An image of an elderly woman done in black and bright yellow. She wore a fur coat, held a clutch, and a cigarette in a long holder. There were insects on her stole and by her face.
“Hell,” Sugarface said. “God damn.”
“Full Hive,” said Joy. “The Dowager of Bees.”
She took out a notebook and wrote something and handed it to Sugarface who signed the page with a rueful nod and passed it to Denno. The shiny yellow card sat on the table with the reds and blacks. The woman was as stylized as all face cards, bordered and reversed beneath herself.
Denno passed me the paper. “On the dotted,” he said.
“I don’t get it,” I said.
There was a moment.
“Oh ho,” said Sugarface keenly.
“What is this?” I said.
“Well, mazel tov,” said Denno.
“The
others had to be gone, sure, right,” Sugarface said.
“OK, haze the newbie,” I said. “That’s cool.”
“Show some respect,” Denno said.
He went to the shelf and came back with a leather-bound edition of Robert’s Rules of Poker. He flicked through pages and held it open in front of me, pointing to the relevant section.
It was in a chapter titled “Hands that Include Hidden Suits.”
“Full Hive,” I read. “Dowager of Bees + one black Jack + three number cards values totaling a prime number.” There was a lot more but he slammed it closed before I could read on.
“I’ve got that book,” I said, “and I don’t remember …”
“Trust me, it’s going to beat whatever you’ve got,” he said as he put the volume back. I showed him my straight hesitantly. “Please,” he said. “You’re physically hurting me.”
“Sign,” Sugarface said. “You owe Joy a favor you don’t want to do.”
“What favor?”
“You listening?” Denno said. “One you don’t want to do. Sign. You have a year and a day. Don’t make her come asking.”
It didn’t seem ridiculous. Everything felt very important. My ears were ringing. I looked at the card, the big stingered insects. Everyone watched me.
Joy’s page said “1) D.o.B. Favor,” and then the signatures. I signed.
Sugarface clapped. Joy nodded and took her notebook back.

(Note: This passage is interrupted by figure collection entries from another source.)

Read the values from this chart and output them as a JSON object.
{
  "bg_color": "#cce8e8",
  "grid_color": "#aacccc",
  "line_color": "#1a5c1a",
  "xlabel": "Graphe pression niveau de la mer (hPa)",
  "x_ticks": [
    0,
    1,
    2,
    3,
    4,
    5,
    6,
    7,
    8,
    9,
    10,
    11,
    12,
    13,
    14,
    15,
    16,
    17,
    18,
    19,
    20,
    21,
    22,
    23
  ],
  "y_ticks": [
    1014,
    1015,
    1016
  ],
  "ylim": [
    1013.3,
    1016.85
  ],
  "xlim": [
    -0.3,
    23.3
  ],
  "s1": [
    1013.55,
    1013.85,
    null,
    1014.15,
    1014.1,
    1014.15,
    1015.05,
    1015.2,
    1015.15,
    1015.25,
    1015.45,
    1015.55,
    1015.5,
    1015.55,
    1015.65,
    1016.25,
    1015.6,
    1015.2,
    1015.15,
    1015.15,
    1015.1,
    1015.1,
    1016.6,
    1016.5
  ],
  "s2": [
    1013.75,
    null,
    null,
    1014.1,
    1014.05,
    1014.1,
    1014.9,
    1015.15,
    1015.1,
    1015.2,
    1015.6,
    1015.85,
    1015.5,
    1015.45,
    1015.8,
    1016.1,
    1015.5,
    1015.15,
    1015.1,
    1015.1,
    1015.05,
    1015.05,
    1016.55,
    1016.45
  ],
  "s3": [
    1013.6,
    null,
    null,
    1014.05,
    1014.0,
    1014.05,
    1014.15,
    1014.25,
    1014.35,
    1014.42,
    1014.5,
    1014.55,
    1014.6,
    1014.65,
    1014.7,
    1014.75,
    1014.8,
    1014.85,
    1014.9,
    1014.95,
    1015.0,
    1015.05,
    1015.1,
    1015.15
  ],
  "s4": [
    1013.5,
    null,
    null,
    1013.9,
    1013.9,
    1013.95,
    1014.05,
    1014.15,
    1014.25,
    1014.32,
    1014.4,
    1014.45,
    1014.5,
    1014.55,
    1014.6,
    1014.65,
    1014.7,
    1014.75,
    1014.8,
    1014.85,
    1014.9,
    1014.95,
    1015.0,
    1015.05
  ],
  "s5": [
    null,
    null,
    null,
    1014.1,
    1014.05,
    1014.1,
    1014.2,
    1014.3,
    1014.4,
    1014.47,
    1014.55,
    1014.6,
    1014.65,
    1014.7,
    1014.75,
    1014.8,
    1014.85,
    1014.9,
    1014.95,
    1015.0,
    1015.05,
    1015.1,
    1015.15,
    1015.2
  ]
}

Denno poured me an expensive wine.
“Long time since I saw an induction,” Sugarface said.
He collected the cards. I watched the yellow lady with the gas station logo on her back fold in with the rest of them. He shuffled.
“Mine was in Moscow,” he said. “’66.”
“Your induction?” Denno said. “Kinshasa, me. Eleven years ago.”
Joy said, “Swansea Bridge Club.”
I said nothing. I got dealt three of a kind. I won a little money. I wasn’t focusing any more. No one said anything else about the favor owed.